School of Public Health Sciences, University of Waterloo, 200 University Avenue West, Waterloo, ON, N2L 3G1, Canada.
McMaster University, Peter Boris Centre for Addictions Research, Hamilton, Canada.
Soc Psychiatry Psychiatr Epidemiol. 2024 Nov;59(11):2063-2071. doi: 10.1007/s00127-024-02695-1. Epub 2024 Jun 7.
Adolescent depression is a significant public health concern, and studying its multifaceted factors using traditional methods possess challenges. This study employs random forest (RF) algorithms to determine factors predicting adolescent depression scores.
This study utilized self-reported survey data from 56,008 Canadian students (grades 7-12) attending 182 schools during the 2021/22 academic year. RF algorithms were applied to identify the correlates of (i) depression scores (CESD-R-10) and (ii) presence of clinically relevant depression (CESD-R-10 ≥ 10).
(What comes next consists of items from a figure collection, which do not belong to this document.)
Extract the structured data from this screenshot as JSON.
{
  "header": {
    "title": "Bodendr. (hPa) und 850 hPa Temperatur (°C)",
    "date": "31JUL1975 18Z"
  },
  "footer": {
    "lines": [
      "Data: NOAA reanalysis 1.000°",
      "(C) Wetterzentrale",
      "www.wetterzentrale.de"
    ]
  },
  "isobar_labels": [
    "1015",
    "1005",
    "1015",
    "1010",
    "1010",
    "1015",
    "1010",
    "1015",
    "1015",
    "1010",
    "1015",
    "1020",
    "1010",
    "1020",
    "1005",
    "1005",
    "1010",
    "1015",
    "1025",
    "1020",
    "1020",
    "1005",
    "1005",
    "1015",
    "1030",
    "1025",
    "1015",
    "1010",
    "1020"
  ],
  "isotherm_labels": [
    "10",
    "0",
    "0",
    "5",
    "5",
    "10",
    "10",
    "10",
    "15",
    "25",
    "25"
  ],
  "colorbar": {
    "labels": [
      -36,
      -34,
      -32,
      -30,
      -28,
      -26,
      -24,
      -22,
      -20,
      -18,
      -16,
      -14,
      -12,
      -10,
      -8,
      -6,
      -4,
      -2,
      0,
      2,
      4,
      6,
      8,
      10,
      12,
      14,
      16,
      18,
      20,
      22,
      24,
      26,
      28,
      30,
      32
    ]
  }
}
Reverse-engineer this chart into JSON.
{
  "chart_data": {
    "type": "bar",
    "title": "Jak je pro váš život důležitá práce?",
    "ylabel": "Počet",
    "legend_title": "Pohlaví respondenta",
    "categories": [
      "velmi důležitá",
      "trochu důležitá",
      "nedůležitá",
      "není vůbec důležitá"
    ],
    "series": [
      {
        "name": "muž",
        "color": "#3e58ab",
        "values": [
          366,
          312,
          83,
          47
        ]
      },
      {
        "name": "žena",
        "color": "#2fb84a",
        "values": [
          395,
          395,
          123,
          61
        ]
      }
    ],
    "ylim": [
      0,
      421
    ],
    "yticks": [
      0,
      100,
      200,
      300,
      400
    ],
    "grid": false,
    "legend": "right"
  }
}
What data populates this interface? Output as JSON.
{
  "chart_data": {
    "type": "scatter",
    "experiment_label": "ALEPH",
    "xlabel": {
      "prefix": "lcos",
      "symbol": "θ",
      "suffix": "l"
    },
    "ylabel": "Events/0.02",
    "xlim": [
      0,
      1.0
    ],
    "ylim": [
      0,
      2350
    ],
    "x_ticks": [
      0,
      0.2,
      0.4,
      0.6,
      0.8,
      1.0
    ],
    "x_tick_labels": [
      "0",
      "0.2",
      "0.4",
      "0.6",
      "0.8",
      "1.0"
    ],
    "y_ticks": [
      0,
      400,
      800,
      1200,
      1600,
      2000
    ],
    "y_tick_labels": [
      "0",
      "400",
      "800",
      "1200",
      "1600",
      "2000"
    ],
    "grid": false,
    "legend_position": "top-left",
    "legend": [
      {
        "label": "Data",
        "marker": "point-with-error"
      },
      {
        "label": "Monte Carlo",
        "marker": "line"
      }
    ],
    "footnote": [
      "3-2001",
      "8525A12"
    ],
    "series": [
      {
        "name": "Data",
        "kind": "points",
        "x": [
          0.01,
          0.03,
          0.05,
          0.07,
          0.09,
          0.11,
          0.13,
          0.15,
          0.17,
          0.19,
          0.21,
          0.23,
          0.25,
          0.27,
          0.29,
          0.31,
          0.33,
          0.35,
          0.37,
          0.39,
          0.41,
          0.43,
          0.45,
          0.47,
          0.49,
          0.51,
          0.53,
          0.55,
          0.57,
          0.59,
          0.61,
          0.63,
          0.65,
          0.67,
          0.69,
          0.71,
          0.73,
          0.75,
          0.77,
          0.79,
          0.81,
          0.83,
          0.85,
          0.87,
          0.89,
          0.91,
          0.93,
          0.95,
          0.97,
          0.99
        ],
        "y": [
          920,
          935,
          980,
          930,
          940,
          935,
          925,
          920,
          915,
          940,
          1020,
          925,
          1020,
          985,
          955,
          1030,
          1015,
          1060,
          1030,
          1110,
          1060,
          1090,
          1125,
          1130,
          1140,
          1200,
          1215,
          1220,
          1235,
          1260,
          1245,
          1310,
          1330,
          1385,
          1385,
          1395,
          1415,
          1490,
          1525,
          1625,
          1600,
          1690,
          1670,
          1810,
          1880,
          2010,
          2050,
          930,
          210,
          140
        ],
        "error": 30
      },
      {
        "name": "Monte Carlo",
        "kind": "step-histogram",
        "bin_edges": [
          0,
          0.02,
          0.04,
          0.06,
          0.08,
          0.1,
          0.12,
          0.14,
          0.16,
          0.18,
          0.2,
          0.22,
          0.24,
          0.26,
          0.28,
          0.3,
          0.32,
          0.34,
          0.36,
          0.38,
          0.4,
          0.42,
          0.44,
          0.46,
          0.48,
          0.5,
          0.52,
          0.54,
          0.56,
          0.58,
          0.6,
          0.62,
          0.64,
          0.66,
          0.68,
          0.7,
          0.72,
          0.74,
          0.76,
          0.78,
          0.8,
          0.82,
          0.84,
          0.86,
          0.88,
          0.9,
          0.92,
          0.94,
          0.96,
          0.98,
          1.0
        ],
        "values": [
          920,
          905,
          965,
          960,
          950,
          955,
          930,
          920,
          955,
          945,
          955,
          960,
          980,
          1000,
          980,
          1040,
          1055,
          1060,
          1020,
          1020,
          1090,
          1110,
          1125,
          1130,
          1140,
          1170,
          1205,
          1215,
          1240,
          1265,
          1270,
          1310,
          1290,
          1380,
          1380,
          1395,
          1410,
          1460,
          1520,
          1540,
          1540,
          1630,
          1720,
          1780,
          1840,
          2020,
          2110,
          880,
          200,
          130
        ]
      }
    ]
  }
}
RF achieved a 71% explained variance, accurately predicting depression scores within a 3.40 unit margin. The top 10 correlates identified by RF included other measures of mental health (anxiety symptoms, flourishing, emotional dysregulation), home life (excessive parental expectations, happy home life, ability to talk to family), school connectedness, sleep duration, and gender. In predicting clinically relevant depression, the algorithm showed 84% accuracy, 0.89 sensitivity, and 0.79 AUROC, aligning closely with the correlates identified for depression score.
This study highlights RF's utility in identifying important correlates of adolescent depressive symptoms. RF's natural hierarchy offers an advantage over traditional methods. The findings underscore the importance and additional potential of sleep health promotion and school belonging initiatives in preventing adolescent depression.
青少年抑郁是一个重大的公共卫生问题,使用传统方法研究其多方面的因素存在挑战。本研究采用随机森林(RF)算法来确定预测青少年抑郁评分的因素。
本研究使用了 2021/22 学年期间在 182 所学校就读的 56008 名加拿大学生(7-12 年级)的自我报告调查数据。RF 算法用于确定(i)抑郁评分(CESD-R-10)和(ii)存在临床相关抑郁(CESD-R-10≥10)的相关因素。
RF 实现了 71%的解释方差,准确预测了抑郁评分在 3.40 个单位范围内的变化。RF 确定的前 10 个相关因素包括其他心理健康指标(焦虑症状、繁荣、情绪失调)、家庭生活(父母过高的期望、幸福的家庭生活、与家人交谈的能力)、学校联系、睡眠时长和性别。在预测临床相关抑郁方面,该算法的准确率为 84%,敏感度为 0.89,AUROC 为 0.79,与抑郁评分的相关因素高度一致。
本研究强调了 RF 在识别青少年抑郁症状重要相关因素方面的效用。RF 的自然层次结构提供了传统方法所不具备的优势。研究结果强调了促进睡眠健康和学校归属感倡议在预防青少年抑郁方面的重要性和额外潜力。